The man who ran across the South/North Korean border in wartime in search of safety, of freedom, of protection. Safety from not only the piercing bullets and whistling missiles decimating his homeland, but from persecution and ideological dogmatism. The man who tore his heart and body away from his family, unaware that it would be the last time he saw them. The man who remained stoic, stern, and unemotional but was steadfast in his beliefs, confident in his identity, and consistent in his actions. The man who I did not know, yet seem to know so intimately in my heart and spirit. Sometimes the dead make more of an indelible mark on you than the living.
I remember I would make monthly trips to my grandparents’ house, and as a part of our routine, we would visit him in his room where he lay in his bed, making unintelligible gurgling sounds as we approached. Now I know that it was his way of telling us how much he missed us, how it was so good to see us, how we are growing so quickly every year, how he was dying to talk to us and hear from us. I wish I told him the same things. I wish I told him that I wanted to talk to him, that I wanted to hear his story, that I thought he was the bravest soul out there to sacrifice everything and start a family among strangers.
I remember caressing his soft hands, that’s really the strongest memory I have of him. That brief sense of connection was so precious. I still have so many questions. Actually, the older I get, the more questions arise within me. What was he thinking all those years as he lay in bed? Was he blaming and cursing God? Was he praying for us? What was life to him? What meaning did it have? It’s strange to feel a surge of sorrow, pain, and disappointment when I think about the time stolen away from us, but also to find so much hope and strength in his legacy.
Knowing what he left behind, I know everything was not in vain.
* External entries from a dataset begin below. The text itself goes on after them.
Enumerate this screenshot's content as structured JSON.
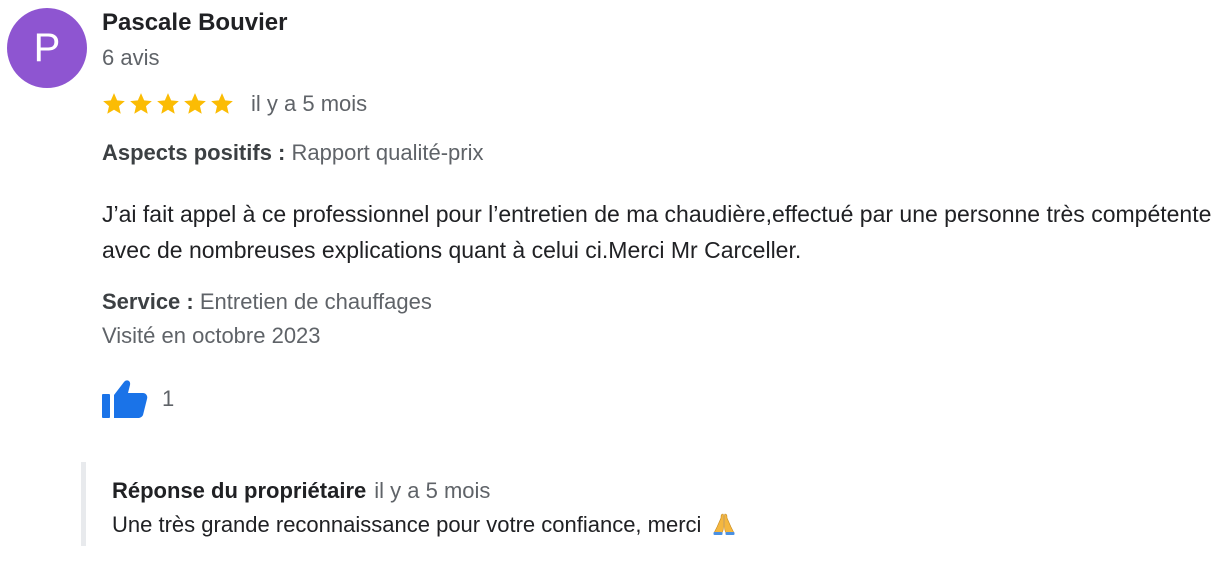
{
  "reviewer": {
    "initial": "P",
    "name": "Pascale Bouvier",
    "review_count": "6 avis",
    "avatar_color": "#8e55d1"
  },
  "rating": {
    "stars": 5,
    "max": 5,
    "star_color": "#fbbc04",
    "date": "il y a 5 mois"
  },
  "aspects": {
    "label": "Aspects positifs :",
    "value": "Rapport qualité-prix"
  },
  "review_text": "J’ai fait appel à ce professionnel pour l’entretien de ma chaudière,effectué par une personne très compétente avec de nombreuses explications quant à celui ci.Merci Mr Carceller.",
  "service": {
    "label": "Service :",
    "value": "Entretien de chauffages"
  },
  "visit": "Visité en octobre 2023",
  "likes": {
    "icon": "thumbs-up-icon",
    "count": "1",
    "color": "#1a73e8"
  },
  "owner_reply": {
    "title": "Réponse du propriétaire",
    "date": "il y a 5 mois",
    "text": "Une très grande reconnaissance pour votre confiance, merci",
    "emoji_icon": "folded-hands-icon"
  }
}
I know there was meaning in every single moment of his life, until his last breath. I still sometimes think of those days when he was still around, those mundane trips to his room, in-and-out, a mechanical process void of emotion or purpose. I don’t know what’s bringing me back to him, but a part of me thinks that I couldn’t be who I was if it weren’t for him.
This is an ode to my beloved harahbuhji. I realize it’s a privilege to carry a piece of someone in you, and I realize that is perhaps how I want to leave this world: leaving a piece of me in someone’s heart.